Не удерживаюсь и смеюсь.
— Хорошо, допустим, мы договоримся, что возникли обстоятельства непреодолимой силы, даже внесем в контракт поправки и дополнения, но что нам делать с этой комнатой? Мы не можем жить в ней вдвоем! — Наши взгляды встречаются, и, замечая, как слегка темнеют глаза Нейла, я смущенно потупляюсь, потом резко, чтобы завуалировать идиотскую неловкость, поворачиваю голову к окну и произношу звонче, чем хотела бы: — Если бы здесь был балкон, один из нас мог бы переночевать там. Но балкона нет. Не в ванной же тебе или мне спать!
Нейл вскидывает указательный палец.
— Дельная мысль! Если тебя устроит, я спокойно смогу расположиться в ванной. Наверняка она в такой спаленке не маленькая. — Он проходит в ванную и издает оттуда торжествующий возглас. — Здесь спокойно уместятся и трое таких, как я! А таких, как ты, — пятеро!
— Может, вместе уляжемся там? — смеясь спрашиваю я. — Валетом. Только чур головой к унитазу будешь спать ты.
Нейл тоже смеется.
— Договорились. Представляешь, как удивится бабуля, если ночью укутается в черный плащ, напялит черную маску и тайно явится сюда, чтобы проверить, должным ли образом складывается личная жизнь единственного внучка.
От смеха и усталости у меня слабеют руки. Вновь опускаю сумки на пол и иду в ванную. Она выложена сине-зеленой плиткой и изобилует полочками и шкафчиками такого же цвета. Тут и там поблескивают зеркала.
— Нет, я здесь спать не буду, — говорю я. — Такое чувство, что вокруг тебя океан. Проснешься посреди ночи и подумаешь, что тонешь.
Нейл вздыхает.
— Жаль. Значит, мне придется тонуть в одиночестве.
Задумываюсь, прикусывая губу. Возвращаюсь в спальню и окидываю ее внимательным взглядом.
— Вообще-то я не против, если ты ляжешь здесь, на полу, в противоположном конце комнаты. — Смотрю на кровать. — Возьмешь пару подушек и матрас, накроешься покрывалом.
Нейл выскакивает из ванной, улыбаясь так, будто я в самом деле его подружка и после долгих раздумий наконец объявила, что согласна стать его женой.
— Ты серьезно?
Придаю себе строгости.
— Серьезно. Только, имей в виду, я делаю это исключительно потому, что не хочу обижать твоих мать и бабушку.

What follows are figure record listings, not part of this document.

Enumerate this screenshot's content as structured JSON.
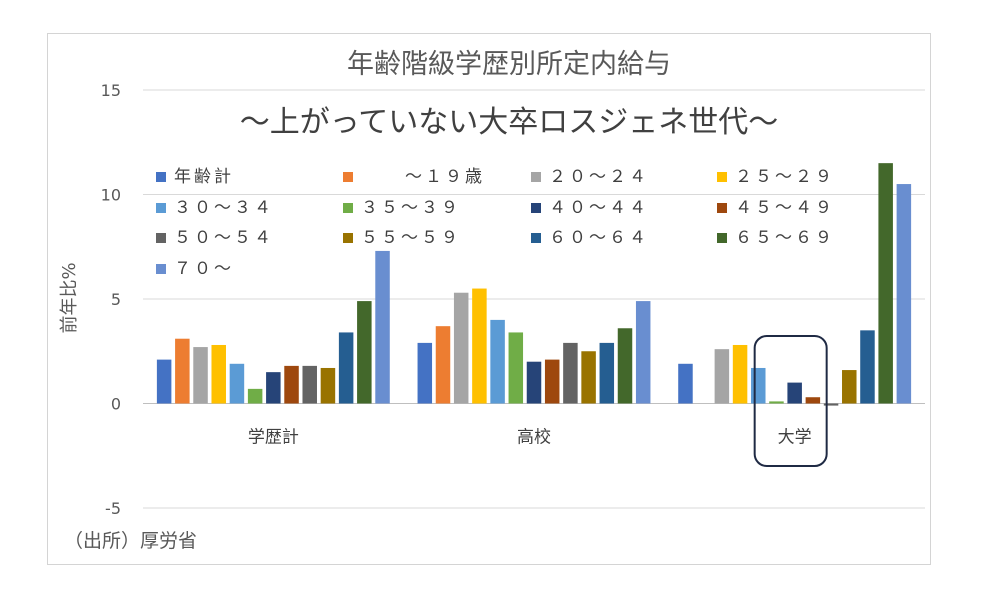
{
  "chart_data": {
    "type": "bar",
    "title": "年齢階級学歴別所定内給与",
    "subtitle": "～上がっていない大卒ロスジェネ世代～",
    "ylabel": "前年比%",
    "xlabel": "",
    "ylim": [
      -5,
      15
    ],
    "yticks": [
      -5,
      0,
      5,
      10,
      15
    ],
    "grid": true,
    "legend_position": "top",
    "source_note": "（出所）厚労省",
    "categories": [
      "学歴計",
      "高校",
      "大学"
    ],
    "highlight_category": "大学",
    "series": [
      {
        "name": "年齢計",
        "color": "#4472c4",
        "values": [
          2.1,
          2.9,
          1.9
        ]
      },
      {
        "name": "～１９歳",
        "color": "#ed7d31",
        "values": [
          3.1,
          3.7,
          null
        ]
      },
      {
        "name": "２０～２４",
        "color": "#a5a5a5",
        "values": [
          2.7,
          5.3,
          2.6
        ]
      },
      {
        "name": "２５～２９",
        "color": "#ffc000",
        "values": [
          2.8,
          5.5,
          2.8
        ]
      },
      {
        "name": "３０～３４",
        "color": "#5b9bd5",
        "values": [
          1.9,
          4.0,
          1.7
        ]
      },
      {
        "name": "３５～３９",
        "color": "#70ad47",
        "values": [
          0.7,
          3.4,
          0.1
        ]
      },
      {
        "name": "４０～４４",
        "color": "#264478",
        "values": [
          1.5,
          2.0,
          1.0
        ]
      },
      {
        "name": "４５～４９",
        "color": "#9e480e",
        "values": [
          1.8,
          2.1,
          0.3
        ]
      },
      {
        "name": "５０～５４",
        "color": "#636363",
        "values": [
          1.8,
          2.9,
          -0.1
        ]
      },
      {
        "name": "５５～５９",
        "color": "#997300",
        "values": [
          1.7,
          2.5,
          1.6
        ]
      },
      {
        "name": "６０～６４",
        "color": "#255e91",
        "values": [
          3.4,
          2.9,
          3.5
        ]
      },
      {
        "name": "６５～６９",
        "color": "#43682b",
        "values": [
          4.9,
          3.6,
          11.5
        ]
      },
      {
        "name": "７０～",
        "color": "#698ed0",
        "values": [
          7.3,
          4.9,
          10.5
        ]
      }
    ]
  }
}
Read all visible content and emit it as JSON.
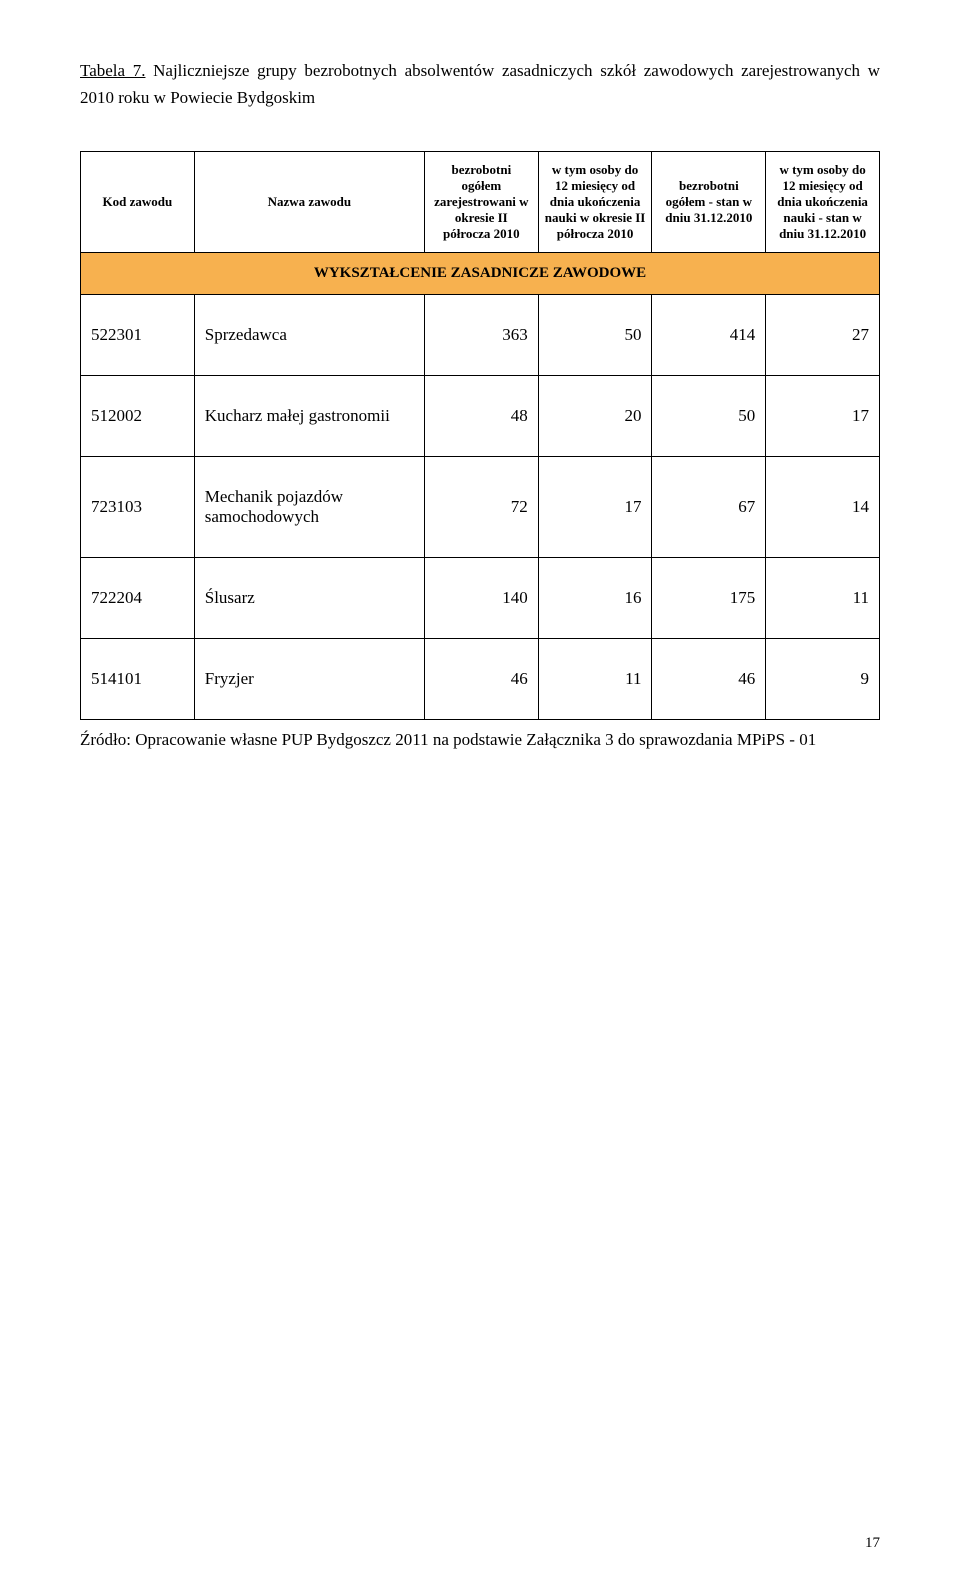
{
  "title_prefix": "Tabela 7.",
  "title_rest": " Najliczniejsze grupy bezrobotnych absolwentów zasadniczych szkół zawodowych zarejestrowanych w 2010 roku w Powiecie Bydgoskim",
  "headers": {
    "c0": "Kod zawodu",
    "c1": "Nazwa zawodu",
    "c2": "bezrobotni ogółem zarejestrowani w okresie II półrocza 2010",
    "c3": "w tym osoby do 12 miesięcy od dnia ukończenia nauki w okresie II półrocza 2010",
    "c4": "bezrobotni ogółem - stan w dniu 31.12.2010",
    "c5": "w tym osoby do 12 miesięcy od dnia ukończenia nauki - stan w dniu 31.12.2010"
  },
  "section_label": "WYKSZTAŁCENIE ZASADNICZE ZAWODOWE",
  "section_bg": "#f7b14f",
  "rows": [
    {
      "code": "522301",
      "name": "Sprzedawca",
      "v0": 363,
      "v1": 50,
      "v2": 414,
      "v3": 27
    },
    {
      "code": "512002",
      "name": "Kucharz małej gastronomii",
      "v0": 48,
      "v1": 20,
      "v2": 50,
      "v3": 17
    },
    {
      "code": "723103",
      "name": "Mechanik pojazdów samochodowych",
      "v0": 72,
      "v1": 17,
      "v2": 67,
      "v3": 14
    },
    {
      "code": "722204",
      "name": "Ślusarz",
      "v0": 140,
      "v1": 16,
      "v2": 175,
      "v3": 11
    },
    {
      "code": "514101",
      "name": "Fryzjer",
      "v0": 46,
      "v1": 11,
      "v2": 46,
      "v3": 9
    }
  ],
  "source": "Źródło: Opracowanie własne PUP Bydgoszcz 2011 na podstawie Załącznika 3 do sprawozdania MPiPS - 01",
  "page_number": "17"
}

— Делаешь — что? — Лицо Нейла принимает дурашливое выражение, и у меня что-то сжимается в самой глубине сердца, отчего на миг захватывает дух. В голове слабо звучит сигнал тревоги: нет, только не это! — Позволяешь мне спать не в ванной, а в комнате? — спрашивает он. — Исключительно ради моих маман и бабули? — Он наклоняет вперед голову.
Сурово хмурю брови, хоть самой и смешно.
— Ради них я остаюсь! А позволяю тебе здесь спать лишь только потому, что… — Почему, черт возьми?! — спрашиваю сама у себя. — Потому что… у меня доброе сердце. Я не могу заставить живого человека так мучиться, кем бы он ни был!
Лицо Нейла делается еще более хитрым. Он наморщивает губы, явно намереваясь отпустить какую-то шуточку, но я опережаю его.
— Лично с тобой это никак не связано, так и знай! Я не желаю сближаться ни на йоту.
Он кивает, слегка наклоняя голову набок.
— Разумеется! Я ведь пренеприятный тип, и тебя от меня тошнит.
— Именно! — произношу я так звонко, что сама начинаю сомневаться в собственных словах. Эх! Когда же закончится вереница чертовых неожиданностей и злоключений?
Чтобы не обнаруживать смущение, принимаюсь, изображая крайнюю сосредоточенность, доставать из сумки пакеты с платьем, сменой белья и одежды, сумочки с феном, туалетными принадлежностями и косметичку.
Нейл какое-то время наблюдает за мной, сложив руки на груди, потом негромко и серьезным тоном произносит:
— Спасибо.
Поднимаю на него глаза. Он уже не склонен шутить и стоит задумчивый, даже, как мне кажется, немного печальный.
— Я заплачу тебе и за сегодняшний день столько же, сколько за праздник.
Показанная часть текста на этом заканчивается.